The Government is considering introducing tougher penalties including disqualifying and fining directors who dissolve their businesses in order to avoid paying redundancies and meeting their pension obligations.

Under these new plans, companies which are paying dividends to investors may be required to prove to the Insolvency Service that they have the funds to pay salaries and make pension payments.

However, the TUC has described the plan as "tinkering at the edges" and says that it does not go far enough.  The umbrella union would prefer to see the government implement a more radical strategy, including having workers represented on company boards.

The government also proposes to give company directors additional time to rescue the business and, hopefully, save jobs.

According to business minister Kelly Tolhurst, while the "vast majority" of UK companies were run responsibly, she said that some "recent large-scale business failures have shown that a minority of directors are recklessly profiting from dissolved companies" and concluded "this can't continue."

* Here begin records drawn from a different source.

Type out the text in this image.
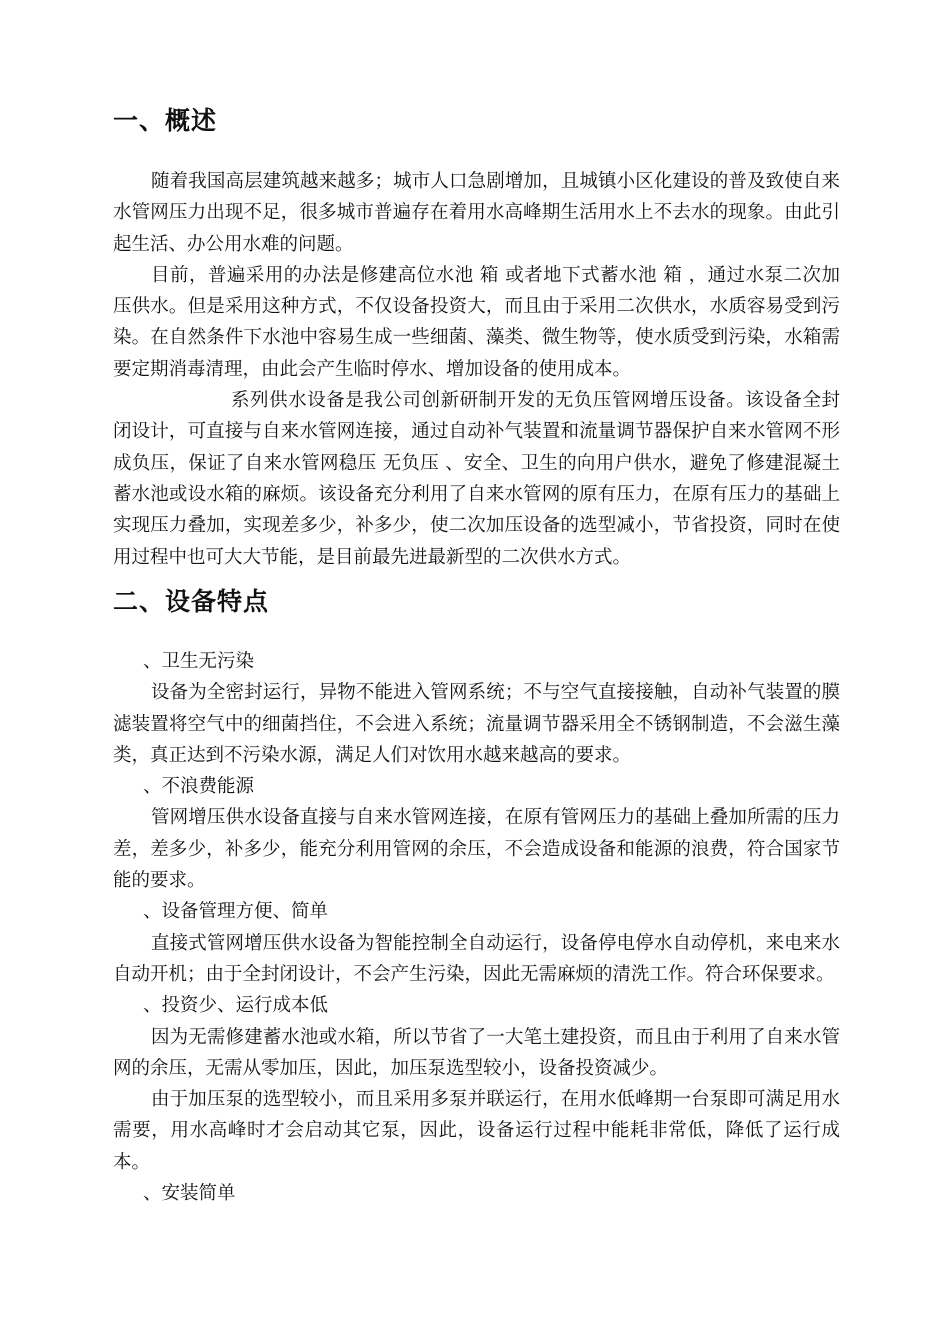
一、概述

随着我国高层建筑越来越多；城市人口急剧增加，且城镇小区化建设的普及致使自来水管网压力出现不足，很多城市普遍存在着用水高峰期生活用水上不去水的现象。由此引起生活、办公用水难的问题。

目前，普遍采用的办法是修建高位水池 箱 或者地下式蓄水池 箱 ，通过水泵二次加压供水。但是采用这种方式，不仅设备投资大，而且由于采用二次供水，水质容易受到污染。在自然条件下水池中容易生成一些细菌、藻类、微生物等，使水质受到污染，水箱需要定期消毒清理，由此会产生临时停水、增加设备的使用成本。

系列供水设备是我公司创新研制开发的无负压管网增压设备。该设备全封闭设计，可直接与自来水管网连接，通过自动补气装置和流量调节器保护自来水管网不形成负压，保证了自来水管网稳压 无负压 、安全、卫生的向用户供水，避免了修建混凝土蓄水池或设水箱的麻烦。该设备充分利用了自来水管网的原有压力，在原有压力的基础上实现压力叠加，实现差多少，补多少，使二次加压设备的选型减小，节省投资，同时在使用过程中也可大大节能，是目前最先进最新型的二次供水方式。

二、设备特点

、卫生无污染

设备为全密封运行，异物不能进入管网系统；不与空气直接接触，自动补气装置的膜滤装置将空气中的细菌挡住，不会进入系统；流量调节器采用全不锈钢制造，不会滋生藻类，真正达到不污染水源，满足人们对饮用水越来越高的要求。

、不浪费能源

管网增压供水设备直接与自来水管网连接，在原有管网压力的基础上叠加所需的压力差，差多少，补多少，能充分利用管网的余压，不会造成设备和能源的浪费，符合国家节能的要求。

、设备管理方便、简单

直接式管网增压供水设备为智能控制全自动运行，设备停电停水自动停机，来电来水自动开机；由于全封闭设计，不会产生污染，因此无需麻烦的清洗工作。符合环保要求。

、投资少、运行成本低

因为无需修建蓄水池或水箱，所以节省了一大笔土建投资，而且由于利用了自来水管网的余压，无需从零加压，因此，加压泵选型较小，设备投资减少。

由于加压泵的选型较小，而且采用多泵并联运行，在用水低峰期一台泵即可满足用水需要，用水高峰时才会启动其它泵，因此，设备运行过程中能耗非常低，降低了运行成本。

、安装简单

Ms Tolhurst went on to say that corporate governance was being strengthened to enable authorities "to investigate and hold responsible directors who attempt to shy away from their responsibilities."

The plan was welcomed by insolvency and restructuring trade body, R3, which commented that its members "have long raised concerns that some directors are deliberately dissolving businesses to avoid paying their debts".  He continued: "A strengthened disqualification regime will be an important part of ensuring that directors are less likely to walk away from their responsibilities."

These measures represent the most significant update to the corporate insolvency regime since the 2002 Enterprise Act. Having a robust framework in place will, of course, benefit the economy and ensure that our regime continues to be viewed as one of the most responsive and fit for purpose in the world – we look forward to seeing the full detail of the plans when they are released in the autumn.